For anyone who has visited Zion, you are likely familiar with the South Entrance outside of Rockville, Utah. This is the sort of normal entrance that most people access the park.
You can drive as far as the visitor center where you have to board a bus to travel further into the interior of the park. We had done that tour several years ago while stationed in San Diego, California. We therefore decided we would see other areas of the park that can be accessed via private vehicle. That said, we headed to the East Entrance. Our route from Panguitch took us south on US 89 to Mt. Carmel Junction where we then went west on Utah 9. Along the way there were several overlooks that provided a preview of sorts as to what was ahead. These first few photographs came from outside the park looking towards and into it.
As we approached the entrance station we knew we were in for some exquisite views. The first 3 or 4 miles of the drive from the East Entrance into the park (before the tunnel) provided some of the most unique formations I have ever seen.
Zion’s natural history is as complicated as any of the other geological wonders in this part of Utah. The area was once the floor of a shallow sea, a broad tidal flat, the delta of a great river and network of streams lakes. Distant volcanoes erupted leaving ash to form bright layers. More than 180 million years ago, a great desert of windblown sand covered a huge area of what is now the western United States, including Zion. The sand provided the raw material for the Navajo Sandstone, which composes cliffs some 2,000 feet high in Zion Canyon. The next stage in the creation of Zion was the long, slow uplift of the Colorado Plateau, which raised the entire region many thousands of feet. Streams running off the plateau, such as the rapidly flowing and occasionally flooding Virgin River with its load of sand, pebbles and sometimes boulders carved the canyon over the last several million years.
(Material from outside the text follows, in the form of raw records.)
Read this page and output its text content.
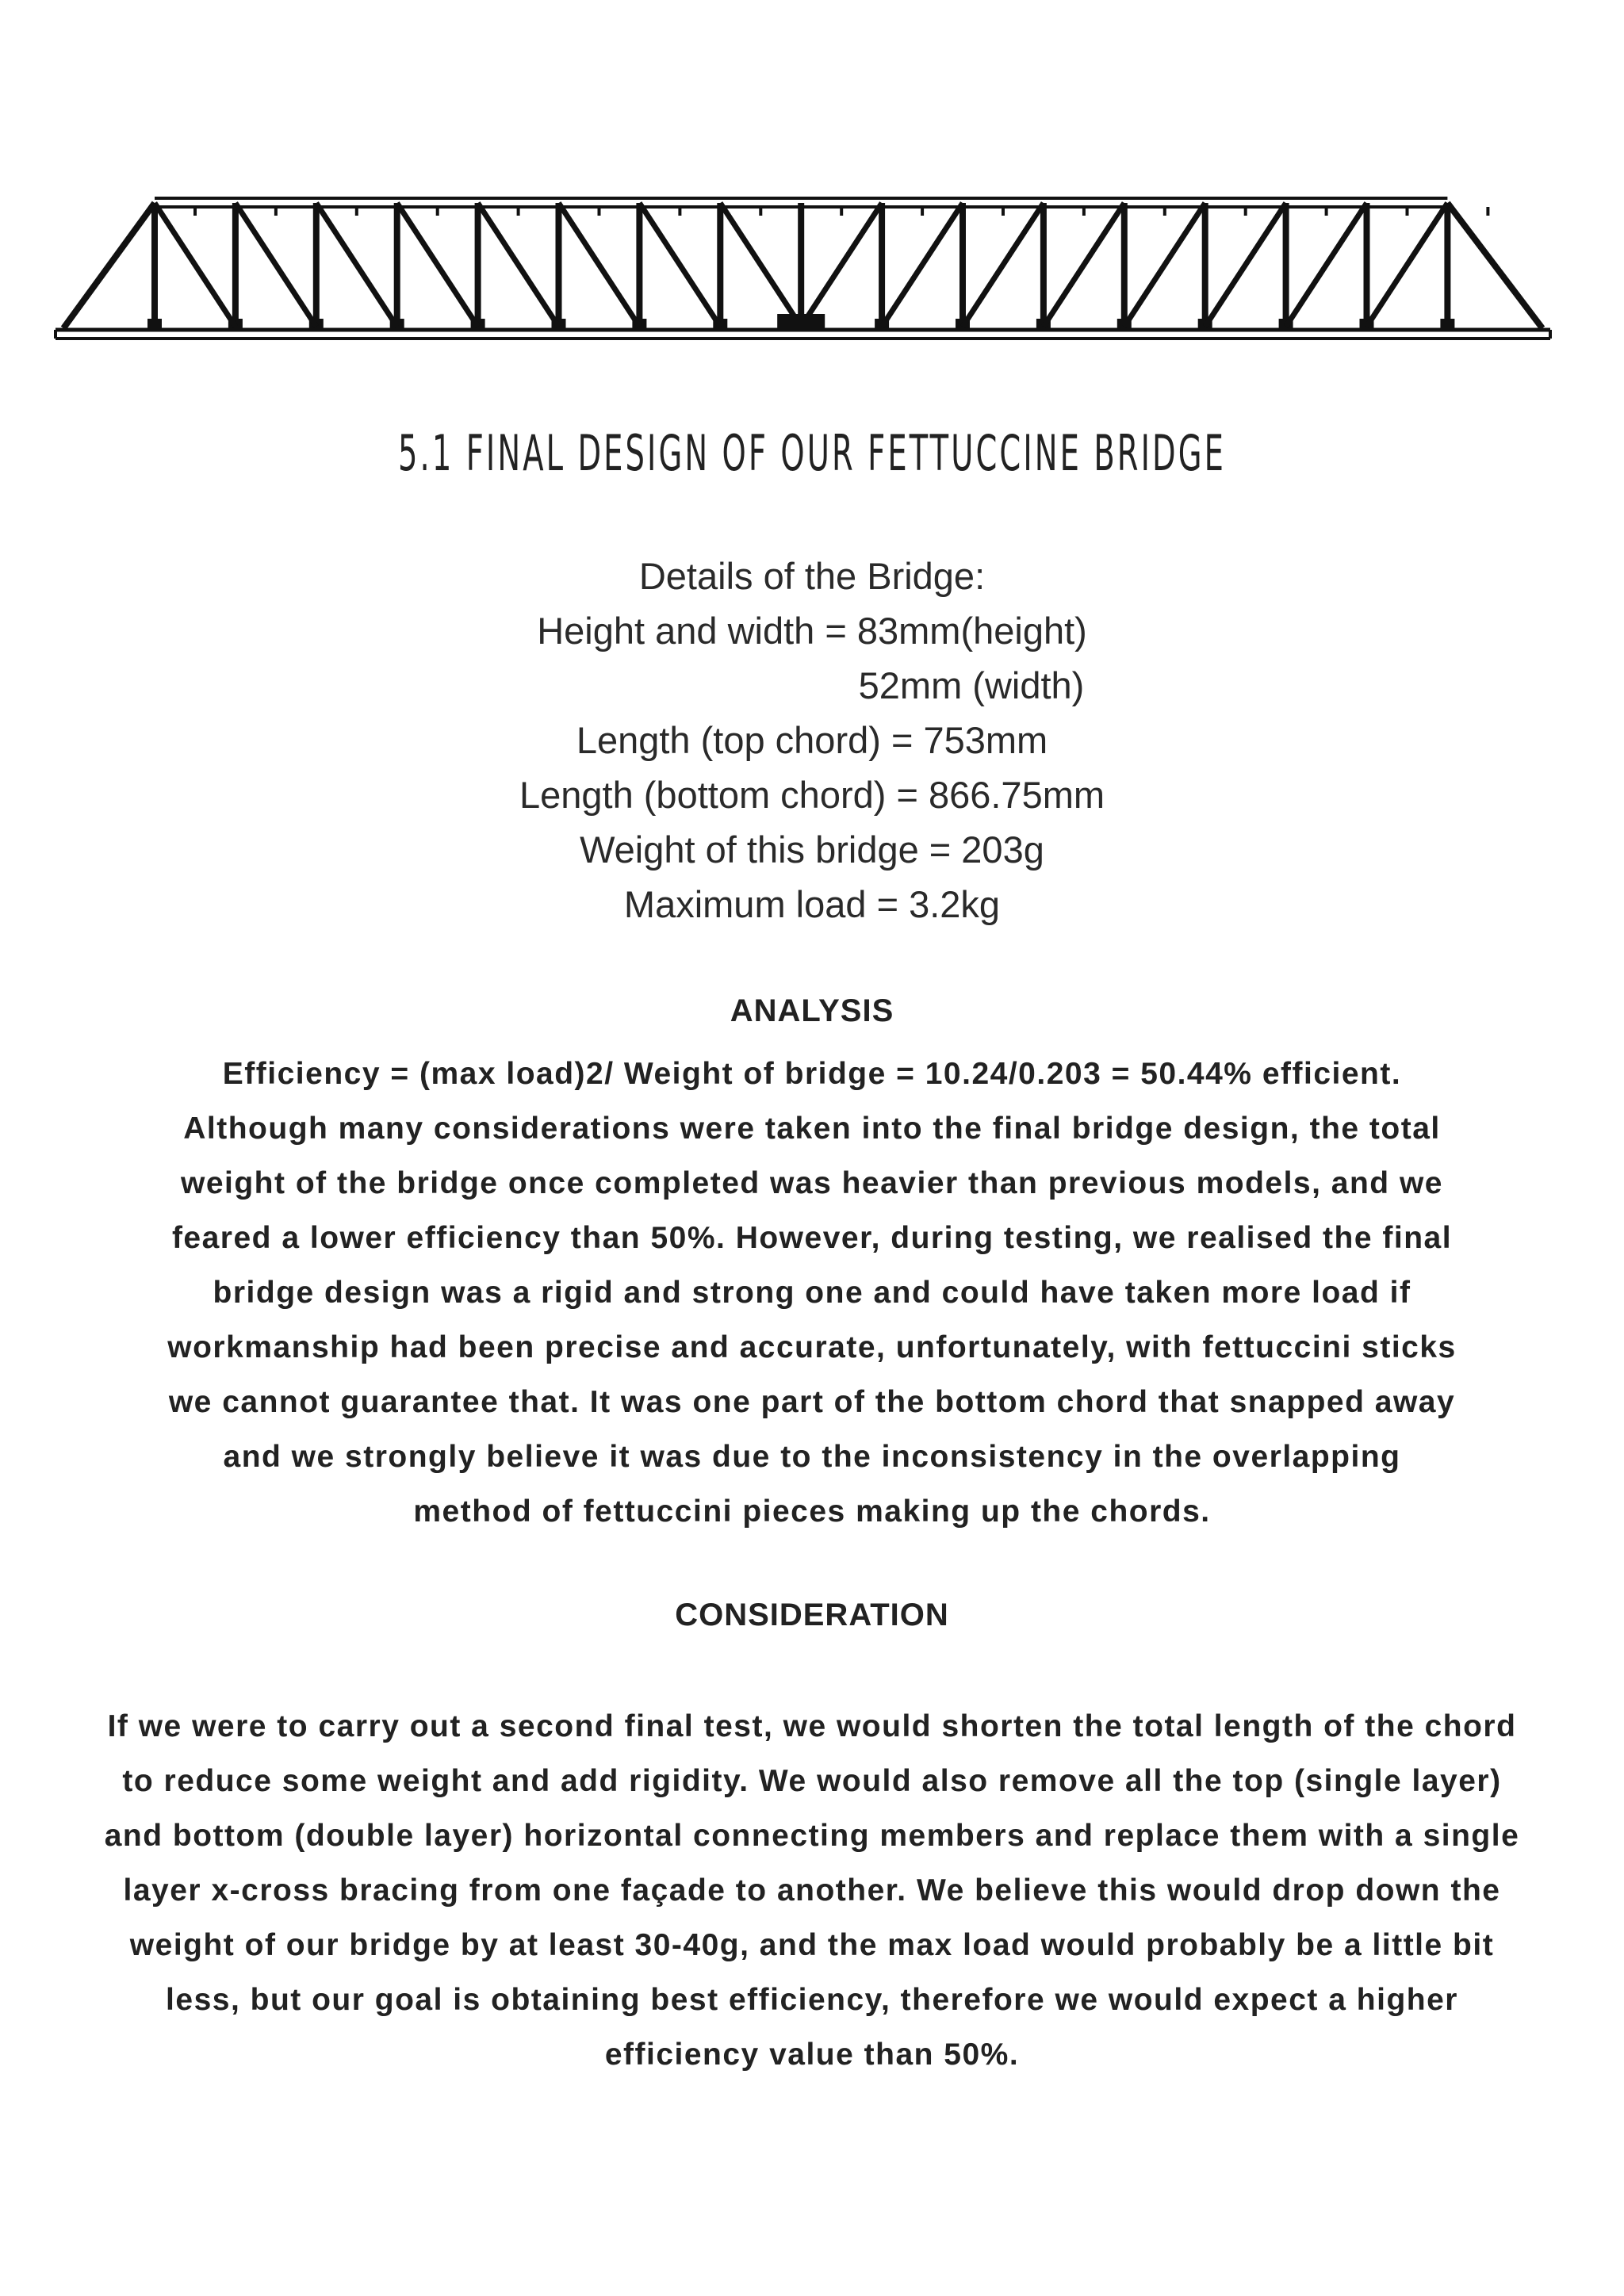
5.1 FINAL DESIGN OF OUR FETTUCCINE BRIDGE
Details of the Bridge:
Height and width = 83mm(height)
52mm (width)
Length (top chord) = 753mm
Length (bottom chord) = 866.75mm
Weight of this bridge = 203g
Maximum load = 3.2kg
ANALYSIS
Efficiency = (max load)2/ Weight of bridge = 10.24/0.203 = 50.44% efficient.
Although many considerations were taken into the final bridge design, the total
weight of the bridge once completed was heavier than previous models, and we
feared a lower efficiency than 50%. However, during testing, we realised the final
bridge design was a rigid and strong one and could have taken more load if
workmanship had been precise and accurate, unfortunately, with fettuccini sticks
we cannot guarantee that. It was one part of the bottom chord that snapped away
and we strongly believe it was due to the inconsistency in the overlapping
method of fettuccini pieces making up the chords.
CONSIDERATION
If we were to carry out a second final test, we would shorten the total length of the chord
to reduce some weight and add rigidity. We would also remove all the top (single layer)
and bottom (double layer) horizontal connecting members and replace them with a single
layer x-cross bracing from one façade to another. We believe this would drop down the
weight of our bridge by at least 30-40g, and the max load would probably be a little bit
less, but our goal is obtaining best efficiency, therefore we would expect a higher
efficiency value than 50%.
The river’s job of sculpting the canyon is made easier by the nature of sandstone, which consists of grains of quartz sand that are held together with weak “cement.” Also contributing to the erosion process are numerous cracks in the sandstone, called joints. These joints form channels through which water can run.
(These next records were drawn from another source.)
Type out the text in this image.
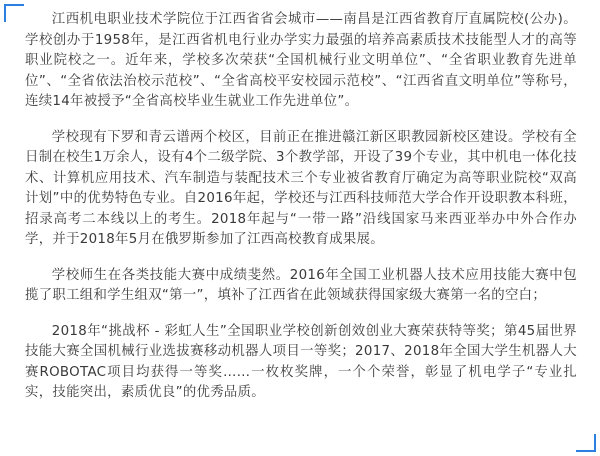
江西机电职业技术学院位于江西省省会城市——南昌是江西省教育厅直属院校(公办)。学校创办于1958年，是江西省机电行业办学实力最强的培养高素质技术技能型人才的高等职业院校之一。近年来，学校多次荣获“全国机械行业文明单位”、“全省职业教育先进单位”、“全省依法治校示范校”、“全省高校平安校园示范校”、“江西省直文明单位”等称号，连续14年被授予“全省高校毕业生就业工作先进单位”。

学校现有下罗和青云谱两个校区，目前正在推进赣江新区职教园新校区建设。学校有全日制在校生1万余人，设有4个二级学院、3个教学部，开设了39个专业，其中机电一体化技术、计算机应用技术、汽车制造与装配技术三个专业被省教育厅确定为高等职业院校“双高计划”中的优势特色专业。自2016年起，学校还与江西科技师范大学合作开设职教本科班，招录高考二本线以上的考生。2018年起与“一带一路”沿线国家马来西亚举办中外合作办学，并于2018年5月在俄罗斯参加了江西高校教育成果展。

学校师生在各类技能大赛中成绩斐然。2016年全国工业机器人技术应用技能大赛中包揽了职工组和学生组双“第一”，填补了江西省在此领域获得国家级大赛第一名的空白；

2018年“挑战杯 - 彩虹人生”全国职业学校创新创效创业大赛荣获特等奖；第45届世界技能大赛全国机械行业选拔赛移动机器人项目一等奖；2017、2018年全国大学生机器人大赛ROBOTAC项目均获得一等奖……一枚枚奖牌，一个个荣誉，彰显了机电学子“专业扎实，技能突出，素质优良”的优秀品质。
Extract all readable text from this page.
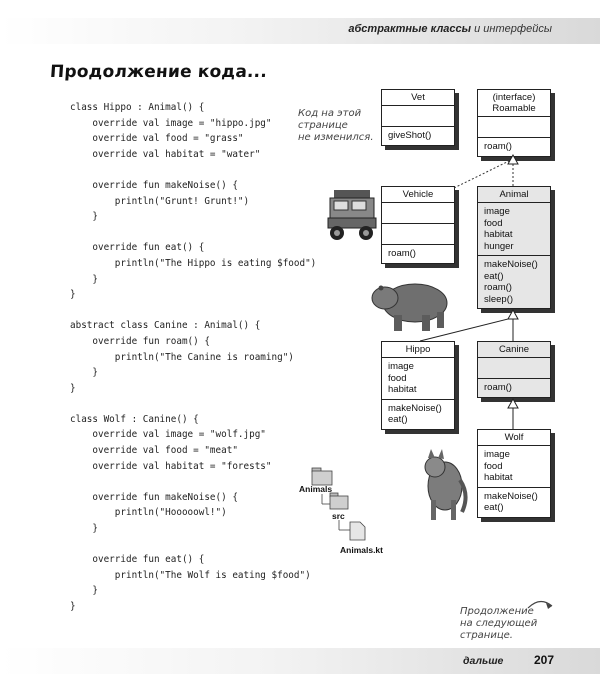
абстрактные классы и интерфейсы
Продолжение кода...
class Hippo : Animal() {
override val image = "hippo.jpg"
override val food = "grass"
override val habitat = "water"

override fun makeNoise() {
println("Grunt! Grunt!")
}

override fun eat() {
println("The Hippo is eating $food")
}
}

abstract class Canine : Animal() {
override fun roam() {
println("The Canine is roaming")
}
}

class Wolf : Canine() {
override val image = "wolf.jpg"
override val food = "meat"
override val habitat = "forests"

override fun makeNoise() {
println("Hooooowl!")
}

override fun eat() {
println("The Wolf is eating $food")
}
}
Код на этой
странице
не изменился.
Vet
giveShot()
(interface)
Roamable
roam()
Vehicle
roam()
Animal
image
food
habitat
hunger
makeNoise()
eat()
roam()
sleep()
Hippo
image
food
habitat
makeNoise()
eat()
Canine
roam()
Wolf
image
food
habitat
makeNoise()
eat()
Animals
src
Animals.kt
Продолжение
на следующей
странице.
дальше	207
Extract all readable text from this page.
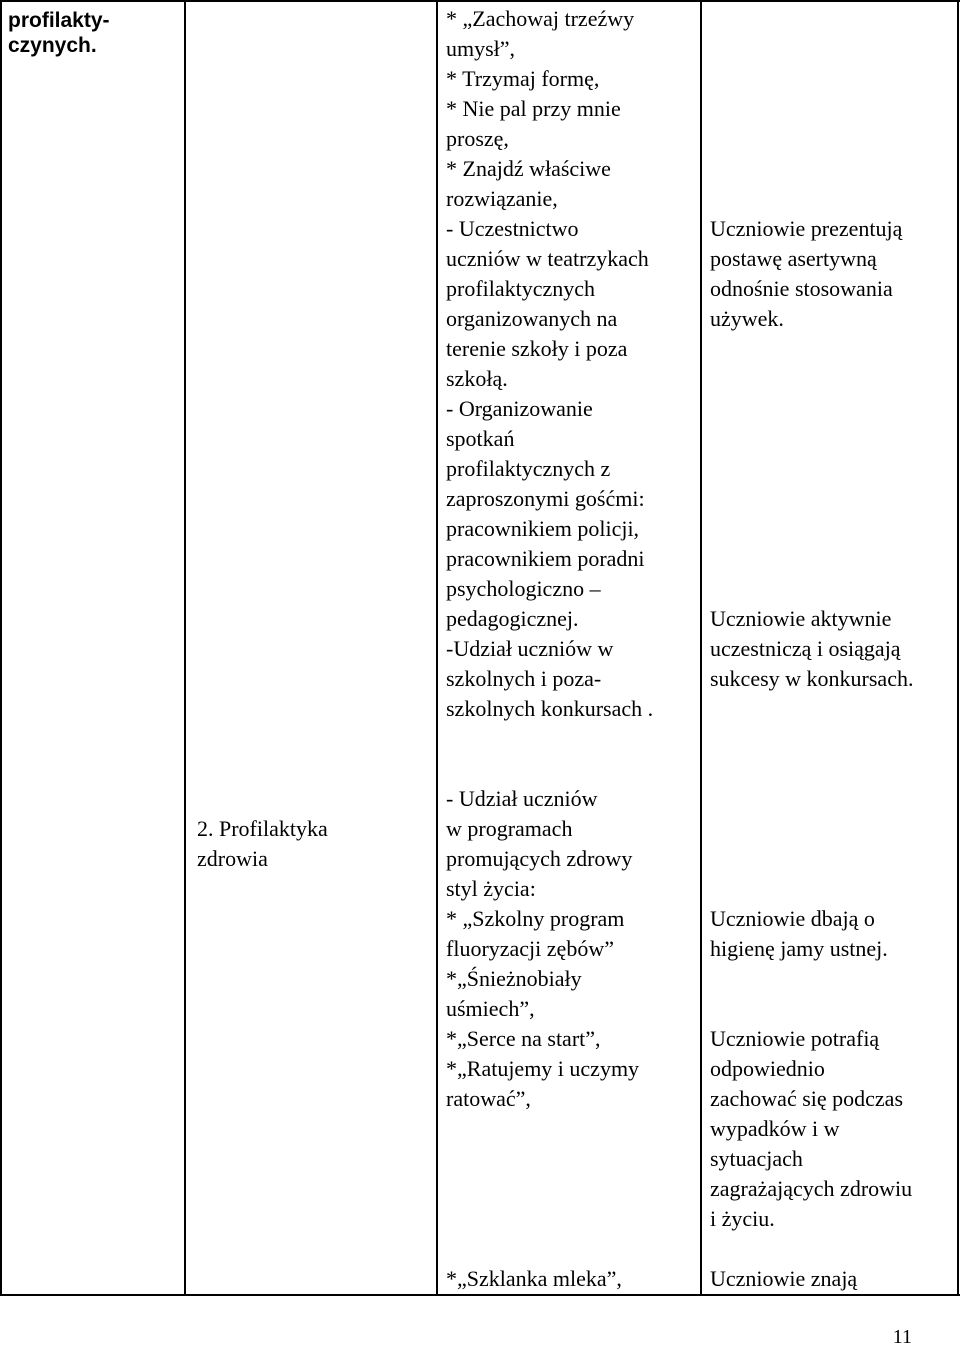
profilakty-
czynych.
* „Zachowaj trzeźwy
umysł”,
* Trzymaj formę,
* Nie pal przy mnie
proszę,
* Znajdź właściwe
rozwiązanie,
- Uczestnictwo
uczniów w teatrzykach
profilaktycznych
organizowanych na
terenie szkoły i poza
szkołą.
- Organizowanie
spotkań
profilaktycznych z
zaproszonymi gośćmi:
pracownikiem policji,
pracownikiem poradni
psychologiczno –
pedagogicznej.
-Udział uczniów w
szkolnych i poza-
szkolnych konkursach .
Uczniowie prezentują
postawę asertywną
odnośnie stosowania
używek.
Uczniowie aktywnie
uczestniczą i osiągają
sukcesy w konkursach.
2. Profilaktyka
zdrowia
- Udział uczniów
w programach
promujących zdrowy
styl życia:
* „Szkolny program
fluoryzacji zębów”
*„Śnieżnobiały
uśmiech”,
*„Serce na start”,
*„Ratujemy i uczymy
ratować”,
*„Szklanka mleka”,
Uczniowie dbają o
higienę jamy ustnej.
Uczniowie potrafią
odpowiednio
zachować się podczas
wypadków i w
sytuacjach
zagrażających zdrowiu
i życiu.
Uczniowie znają
11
The East Entrance Road eventually turns south at Canyon Junction. Just south of the junction is the visitor center and the bus stop where visitors can jump on the shuttle to go north into the park. Since the weather was not looking so great, we decided to eat our lunch in the car then exit the park to the south and continue to the west and take the Kolob Terrace Road back to the northeast reentering the park along the southwest border. While there were some pretty neat things to look at, there were no real photo opportunities due to bad skies and light. The road was closed a few miles from where you re-enter the park, so we had to turn around a little sooner than we had hoped.
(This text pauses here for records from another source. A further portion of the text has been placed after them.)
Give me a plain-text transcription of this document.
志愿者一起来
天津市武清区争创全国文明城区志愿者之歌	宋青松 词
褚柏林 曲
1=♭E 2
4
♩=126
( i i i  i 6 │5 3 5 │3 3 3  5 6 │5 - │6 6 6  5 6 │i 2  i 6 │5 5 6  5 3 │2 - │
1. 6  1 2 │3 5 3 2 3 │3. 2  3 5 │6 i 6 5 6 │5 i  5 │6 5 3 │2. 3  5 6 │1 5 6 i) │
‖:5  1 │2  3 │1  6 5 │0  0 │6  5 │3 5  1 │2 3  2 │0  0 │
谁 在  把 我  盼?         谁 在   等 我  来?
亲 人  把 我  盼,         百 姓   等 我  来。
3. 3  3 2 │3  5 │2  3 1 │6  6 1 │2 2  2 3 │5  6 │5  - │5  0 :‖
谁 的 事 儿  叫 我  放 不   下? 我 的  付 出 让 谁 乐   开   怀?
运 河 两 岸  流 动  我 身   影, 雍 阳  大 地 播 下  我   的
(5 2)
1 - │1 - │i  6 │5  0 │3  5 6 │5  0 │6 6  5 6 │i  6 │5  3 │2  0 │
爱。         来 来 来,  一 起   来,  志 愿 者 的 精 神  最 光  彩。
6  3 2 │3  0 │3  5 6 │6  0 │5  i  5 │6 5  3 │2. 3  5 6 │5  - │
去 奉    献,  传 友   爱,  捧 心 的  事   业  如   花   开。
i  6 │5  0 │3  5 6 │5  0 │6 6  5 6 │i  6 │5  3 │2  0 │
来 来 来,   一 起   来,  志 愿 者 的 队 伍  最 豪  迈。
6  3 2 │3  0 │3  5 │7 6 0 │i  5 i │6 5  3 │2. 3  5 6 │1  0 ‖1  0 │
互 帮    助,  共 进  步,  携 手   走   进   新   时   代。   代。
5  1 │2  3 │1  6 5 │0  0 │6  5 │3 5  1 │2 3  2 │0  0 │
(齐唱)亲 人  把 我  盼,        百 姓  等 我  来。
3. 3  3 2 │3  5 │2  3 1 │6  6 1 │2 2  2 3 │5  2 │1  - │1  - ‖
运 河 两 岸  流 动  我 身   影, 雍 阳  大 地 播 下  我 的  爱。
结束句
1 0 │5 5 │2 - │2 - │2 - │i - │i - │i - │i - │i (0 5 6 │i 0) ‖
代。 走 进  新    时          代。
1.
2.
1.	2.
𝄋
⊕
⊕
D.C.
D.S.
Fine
We backtracked down Kolob Terrace Road then continued west on Utah 9 La Verkin where we turned north and continued to Kolob Canyons Road where we once again re-entered the park. Kolob Canyons Road took us to the east and then to the south. We got a little break in the weather and were able to make some pretty neat photographs.
The earliest evidence of human occupation in and around Zion comes from a time known as the Archaic Period, whose scarce remnants have been dated to about 7000 B. C. Over the years, farming began in the region and the people began to live in larger groups. These people are called the Ancestral Puebloans. They grew corn and squash and stored their surplus crops in granaries. They lived in and around Zion along with their neighbors to the north, the Fremonts, until about A.D. 1300.
Named by early Mormon settlers for the sanctuary and refuge it provided, Zion features massive stone formations and red cliff faces that have elicited feelings of reverence for many. The names given by settlers and visitors to prominent such as Angels Landing, the Great White Throne, Altar of Sacrifice, the West Temple and the Three Patriarchs: Abraham, Isaac and Jacob reflect the reverence these early Americans must have felt.
Author’s note. Most of the historical information above came from the American Park Network publication Oh, Ranger. Additional and more detailed information about Zion National Park and its history can be found at: http://www.nps.gov/zion/learn/index.htm
Once out of the park for the final time we headed north on I – 15 to Cedar City, Utah where we had dinner at Don Miguel Mexican Restaurant. Connie had researched the restaurants in the area via Trip Advisor and had learned that Don Miguel had a really good reputation with many five star reviews. We were not disappointed with our decision to eat at this wonderful little restaurant. I highly recommend Don Miguel’s to anyone traveling through the area.
Our drive back to Panguitch was through a driving rain and not a whole lot of fun. As we approached Panguitch the rain subsided some and we were able to stay dry while moving from the car to the motorhome.